Contudo, por outro lado também há percepções negativas em relação ao trabalho nesse cenário, as quais fazem emergir sentimento de sofrimento. O sentimento de sofrimento surge, entre outros motivos, pela falta de reconhecimento da organização laboral em relação ao esforço empreendido para dar cabo da tarefa, pela grande responsabilidade atribuída aos enfermeiros e pela carga psicocognitiva desprendida para cuidar de pacientes graves.
Depreende-se que o trabalho nessa UTI é fator de orgulho e de elevação da autoestima dos enfermeiros, porque há uma cultura instituída na profissão e no cenário hospitalar que reforça que os profissionais de UTI são trabalhadores com um perfil diferenciado e sofisticado, pois há a percepção de que eles dominam a tecnologia dura, lidam com a variabilidade, tomam decisões com rapidez e possuem uma alta capacitação que os instrumentalizam a cuidar de pacientes graves.
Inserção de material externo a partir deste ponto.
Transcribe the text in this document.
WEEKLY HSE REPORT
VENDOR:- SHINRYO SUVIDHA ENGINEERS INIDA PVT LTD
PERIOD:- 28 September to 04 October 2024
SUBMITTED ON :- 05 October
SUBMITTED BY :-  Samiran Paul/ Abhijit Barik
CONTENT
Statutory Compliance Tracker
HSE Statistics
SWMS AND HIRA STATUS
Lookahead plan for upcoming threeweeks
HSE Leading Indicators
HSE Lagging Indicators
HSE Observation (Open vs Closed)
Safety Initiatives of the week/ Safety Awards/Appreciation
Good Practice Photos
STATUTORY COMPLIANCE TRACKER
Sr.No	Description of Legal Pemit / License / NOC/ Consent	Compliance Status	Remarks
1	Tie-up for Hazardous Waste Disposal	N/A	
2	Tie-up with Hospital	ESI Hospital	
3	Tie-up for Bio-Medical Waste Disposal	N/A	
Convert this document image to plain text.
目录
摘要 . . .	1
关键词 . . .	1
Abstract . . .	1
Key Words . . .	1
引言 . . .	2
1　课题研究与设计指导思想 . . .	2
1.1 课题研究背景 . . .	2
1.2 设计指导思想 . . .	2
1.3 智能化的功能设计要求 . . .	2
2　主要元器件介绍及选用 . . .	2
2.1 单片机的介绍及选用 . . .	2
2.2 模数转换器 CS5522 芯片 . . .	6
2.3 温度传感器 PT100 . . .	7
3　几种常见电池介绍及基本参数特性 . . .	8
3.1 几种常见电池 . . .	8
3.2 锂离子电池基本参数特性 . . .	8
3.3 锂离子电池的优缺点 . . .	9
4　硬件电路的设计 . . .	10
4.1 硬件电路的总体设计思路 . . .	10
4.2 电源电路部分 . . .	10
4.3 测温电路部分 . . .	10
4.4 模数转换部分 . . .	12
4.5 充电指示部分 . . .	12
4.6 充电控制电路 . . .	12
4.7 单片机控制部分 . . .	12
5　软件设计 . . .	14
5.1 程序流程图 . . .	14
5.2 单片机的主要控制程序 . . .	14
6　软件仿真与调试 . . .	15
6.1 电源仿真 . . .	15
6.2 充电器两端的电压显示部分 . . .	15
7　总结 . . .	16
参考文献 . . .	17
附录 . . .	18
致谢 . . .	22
Tais situações caracterizam-se como fatores motivadores para a permanência dos enfermeiros nesse cenário laboral; outro fator para que o enfermeiro permaneça nesse ambiente é o perfil pessoal e profissional dos sujeitos, o qual está em consonância com as demandas laborais na referida UTI.
A título de finalização deste artigo, é importante destacar que tais resultados são pertinentes, para aquele cenário, naquele determinado momento de coleta e para o grupo de profissionais que foram os sujeitos do estudo. Contudo, é importante salientar que dependendo das características da organização do trabalho-as quais podem mudar de acordo com interesses econômicos e políticos do momento, a identidade dos profissionais com o trabalho e em relação à atividade produtiva desempenhada, a percepção predominantemente positiva, apreendida no presente estudo, pode mudar, resultando em mais sofrimento que prazer. Sendo assim, há de se destacar, mais uma vez, a dinamicidade do universo laboral e as variabilidades às quais está vulnerável, assim como as contradições "naturais" que permeiam tal universo.